Publicado em 3 de dez de 2012

 

 

Laine Valgas em edição excitante do JA

 

Publicado em 24 de fev de 2016

 

As razões do atraso e do subdesenvolvimento

Tendo pela frente a imagem de uma América do Norte poderosa e pujante, nação fundada mais de um século depois do Brasil, intelectuais, escritores, políticos e gente do povo, perguntam-se por que razão um país tão grande como o nosso não seguiu um idêntico destino de prosperidade. Qual teria sido a causa última, o pecado original que faz com que o gigante sul-americano seja sempre incluído entre os “ subdesenvolvidos”, dos “ em desenvolvimento”, ou ainda como “ país emergente”, mas nunca no rol dos definitivamente bem sucedidos?

Retirantes (C.Portinari)Foto: Divulgação
Portugal, império medíocre
Já vai para mais de século e meio que uma das grandes preocupações dos políticos, escritores e pensadores brasileiros em geral, concentrou-se em encontrar explicações para o subdesenvolvimento do país. Especialmente se comparado com o sucesso dos Estados Unidos. Donde vinha a persistência da síndrome do fracasso que, por vezes, atormenta os brasileiros?
Para responder a isso deve-se recuar alguns séculos, de volta à Metrópole, pois herdou-se tal obsessão dos portugueses. Já nos tempos do Marquês do Pombal ( que foi embaixador em Londres antes de tornar-se primeiro ministro de D.José I, entre 1750-1777), essa fora uma das preocupações dele. Estendida também aos vanguardistas do círculo de Eça de Queirós, se indagavam do porquê do Império Português ser tão medíocre e acanhado se comparado à prosperidade e ao dinamismo dos britânicos, a quem, afinal, historicamente eram tão ligados.
Naqueles tempos, o todo-poderoso Pombal, o “Herói Perfeito” de Basílio da Gama, apontou como causa de tudo o jesuitismo.
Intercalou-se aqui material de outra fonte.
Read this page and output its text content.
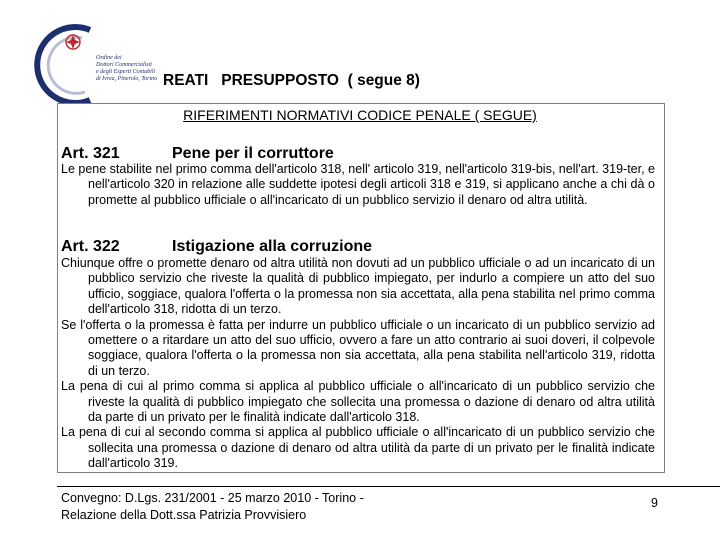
Ordine dei
Dottori Commercialisti
e degli Esperti Contabili
di Ivrea, Pinerolo, Torino REATI   PRESUPPOSTO  ( segue 8)
RIFERIMENTI NORMATIVI CODICE PENALE ( SEGUE)
Art. 321	Pene per il corruttore

Le pene stabilite nel primo comma dell'articolo 318, nell' articolo 319, nell'articolo 319-bis, nell'art. 319-ter, e nell'articolo 320 in relazione alle suddette ipotesi degli articoli 318 e 319, si applicano anche a chi dà o promette al pubblico ufficiale o all'incaricato di un pubblico servizio il denaro od altra utilità.

Art. 322	Istigazione alla corruzione

Chiunque offre o promette denaro od altra utilità non dovuti ad un pubblico ufficiale o ad un incaricato di un pubblico servizio che riveste la qualità di pubblico impiegato, per indurlo a compiere un atto del suo ufficio, soggiace, qualora l'offerta o la promessa non sia accettata, alla pena stabilita nel primo comma dell'articolo 318, ridotta di un terzo.

Se l'offerta o la promessa è fatta per indurre un pubblico ufficiale o un incaricato di un pubblico servizio ad omettere o a ritardare un atto del suo ufficio, ovvero a fare un atto contrario ai suoi doveri, il colpevole soggiace, qualora l'offerta o la promessa non sia accettata, alla pena stabilita nell'articolo 319, ridotta di un terzo.

La pena di cui al primo comma si applica al pubblico ufficiale o all'incaricato di un pubblico servizio che riveste la qualità di pubblico impiegato che sollecita una promessa o dazione di denaro od altra utilità da parte di un privato per le finalità indicate dall'articolo 318.

La pena di cui al secondo comma si applica al pubblico ufficiale o all'incaricato di un pubblico servizio che sollecita una promessa o dazione di denaro od altra utilità da parte di un privato per le finalità indicate dall'articolo 319.

Convegno: D.Lgs. 231/2001 - 25 marzo 2010 - Torino -
Relazione della Dott.ssa Patrizia Provvisiero
9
A Ordem dos Inacianos, milícia da Contra-Reforma Católica, era para ele uma corporação sacerdotal francamente hostil aos ideais do progresso que então vigiam na época do Iluminismo. Além disso, havia uma insanável incúria da burocracia portuguesa, uma espécie de inércia paralisante que a imobilizava, reflexo da falta de iniciativa da nobreza lusitana, que não assumia a liderança de uma política econômica que trouxesse prosperidade ao reino.
Numa sociedade dominada por fidalgos parasitários e sacerdotes obscurantistas, tendo seus ganhos providos pelo nefasto Tratado de Methuen, de 1703 e pela exploração do império marítimo, caberia ao estado ilustrado chamar a si a função de agente impulsionador das coisas.
O esforço pombalino de industrialização, todavia, fracassou, e já na época da Viradeira ( após 1777), o período em que Pombal perdeu o poder, grande parte da politica adotada por ele em favor das atividades manufatureiras tornou-se letra morta, retrocedendo o reino de volta ao ramerrão estagnante do qual somente fora sacudido pelas ocasionais descobertas das minas de ouro e de diamantes no sertão do Brasil colônia. Situação regressista essa registrada na estrofe:
Lisboa já não é/ a mesma que há dez anos se mostrava,/É tudo devoção, tudo são terços,/ Romarias, novenas, via-sacras./Aqui é nossa terra, aqui veremos/ A nossa cara irmã cobrar seu reino."
- O rei da Estupidez
Todavia, a questão continuou no ar. Qual a razão de Portugal, que começara o seu império marítimo bem antes dos inglês, no mínimo com um século de antecipação, vir-se reduzido à insignificância, a ter que sobreviver, como mostrou Fernando A. Novais, à sombra do Império Britânico, seu aliado. Porquê os portugueses continuavam reunidos ao redor das suas vinhas, das quintas e dos morgados, entregues à rotina da lavoura, enquanto os ingleses, pródigos nas artes mecânicas, metiam-se em fábricas e a toda hora inventavam máquinas e inovadores meios de produção?
Eça de Queirós apontou seu dedo acusador diretamente para a sociedade portuguesa do seu tempo, para o domínio completo que os padres exerciam sobre tudo. Denunciou a beatice e a carolice bocó de grande parte da população que a mantinha infensa aos apelos da prosperidade material, conformada com o sem-fim de missas e rosários, de procissões e imagens de santinhos, esconjurando tudo a toda hora com cruz-credos, como ele expôs no “O Crime do Padre Amaro”(1875) e “ A relíquia”(1883).
Com o tempo, cansado do esforço inútil em denunciar aquela situação infensa à mudança, ele também desistiu e voltou-se a celebrar, numa das suas obras derradeiras “ A cidade e as serras”, publicação póstuma de 1901, as doçuras da vida rural e do retiro. Morreu acreditando que Portugal era irrecuperável.
Como exemplo marcante dessas atitudes antagônicas de ingleses e portugueses frente aos desafios dos tempos, basta lembrar que enquanto os primeiros, ainda no século XVIII, reuniam-se ao redor de Erasmus Darwin ( avô do cientista), líder da Sociedade Lunar, associação criada para trocar informações científicas e fomentar descobertas (entre os quais se encontrava James Watt, o inventor da máquina à vapor); Eça de Queirós e seus amigos ( Ramalho Ortigão, Antônio Cândido, Lobo de Ávila e Guerra Junqueira), mais de um século e meio depois, na década de 1890, organizaram uma estranha sociedade que, pela sugestão de Oliveira Martins, significativamente designou-se de Os Vencidos da Vida.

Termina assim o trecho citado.